For the future, of course we are working on more charts, and we are working on an extension API so users can add functionality to the chart itself. So we have had a few feature requests where people want a very narrow niche feature like a specific interactivity or specific overlay of their data, and we want to do it via API. Currently we are stabilizing the internal architecture and the API should be available in a year or so.

One thing that Chrome Dev tools doesn’t give you is to give a quick overview of how much memory was allocated and compare it between graphs. That’s one more thing we’d like to add to our automated tests, to understand how much memory allocations are going on. Memory allocations are not nice because you need to run garbage collector to free that up. And garbage collector just freezes animations. So you want garbage collector to run as little as possible. We are currently looking into tools that would track these allocations and give us a number.

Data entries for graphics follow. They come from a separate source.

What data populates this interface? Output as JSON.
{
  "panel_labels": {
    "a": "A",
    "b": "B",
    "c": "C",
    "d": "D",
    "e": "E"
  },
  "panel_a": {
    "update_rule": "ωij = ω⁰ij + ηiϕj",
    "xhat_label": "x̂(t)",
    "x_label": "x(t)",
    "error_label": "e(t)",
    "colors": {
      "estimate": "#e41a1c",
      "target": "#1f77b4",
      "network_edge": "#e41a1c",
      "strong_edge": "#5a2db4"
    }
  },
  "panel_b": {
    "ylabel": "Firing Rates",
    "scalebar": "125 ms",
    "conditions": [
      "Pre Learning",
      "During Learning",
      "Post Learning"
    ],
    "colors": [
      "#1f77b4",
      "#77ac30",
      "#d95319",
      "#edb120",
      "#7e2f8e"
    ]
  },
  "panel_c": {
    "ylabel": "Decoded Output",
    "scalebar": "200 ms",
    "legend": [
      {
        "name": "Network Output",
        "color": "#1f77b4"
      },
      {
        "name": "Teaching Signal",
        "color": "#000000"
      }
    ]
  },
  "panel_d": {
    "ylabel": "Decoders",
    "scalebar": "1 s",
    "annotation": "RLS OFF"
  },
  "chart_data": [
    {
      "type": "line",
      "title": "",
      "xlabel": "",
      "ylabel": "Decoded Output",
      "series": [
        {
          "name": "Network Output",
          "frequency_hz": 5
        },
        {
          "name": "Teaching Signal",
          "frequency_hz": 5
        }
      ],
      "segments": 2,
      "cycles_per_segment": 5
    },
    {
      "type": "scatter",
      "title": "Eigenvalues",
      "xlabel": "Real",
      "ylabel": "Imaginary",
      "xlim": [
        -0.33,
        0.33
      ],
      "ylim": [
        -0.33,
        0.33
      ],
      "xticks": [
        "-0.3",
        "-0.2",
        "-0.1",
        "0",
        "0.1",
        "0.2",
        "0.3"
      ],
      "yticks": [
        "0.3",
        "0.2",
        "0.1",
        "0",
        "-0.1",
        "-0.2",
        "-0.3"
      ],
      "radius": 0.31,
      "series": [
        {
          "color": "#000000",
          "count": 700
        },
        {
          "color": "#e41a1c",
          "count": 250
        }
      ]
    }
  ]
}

We are thinking about experimenting with WebGL because it is the future, and we’ll get there when WebGL is supported and it’ll give us maybe not bigger performance gains, but nicer graphics because these charts are looking pretty simple, and if you add more effects, performance just goes down dramatically. You can do a lot more with WebGL in terms of nice visual effects.

Another thing about the future: we have grown pretty big. We have more than 20K of CoffeeScript code. That translates into something like 40K of JavaScript code. JavaScript is a nice prototyping language, but it’s not nice for big projects. CoffeeScript removes some of the common issues like comparing by string value, not by real value, but it doesn’t really work long term because refactoring is very hard. You usually spend two days if you have to refactor something that’s not trivial, and tests don’t catch everything.

With a statically typed language, you get error checking, you get better performance because the language knows data types for simple things, and you can really tweak. Basically, the browser tries to optimize for you. If you have a type language, you can optimize it beforehand. You can fun minifiers, but if you look at the minified code, there is still a lot to be minified after. We are happy with CoffeeScript because it’s easy to write and read, and it’s easy to call from JavaScript—that’s very important for SDK library.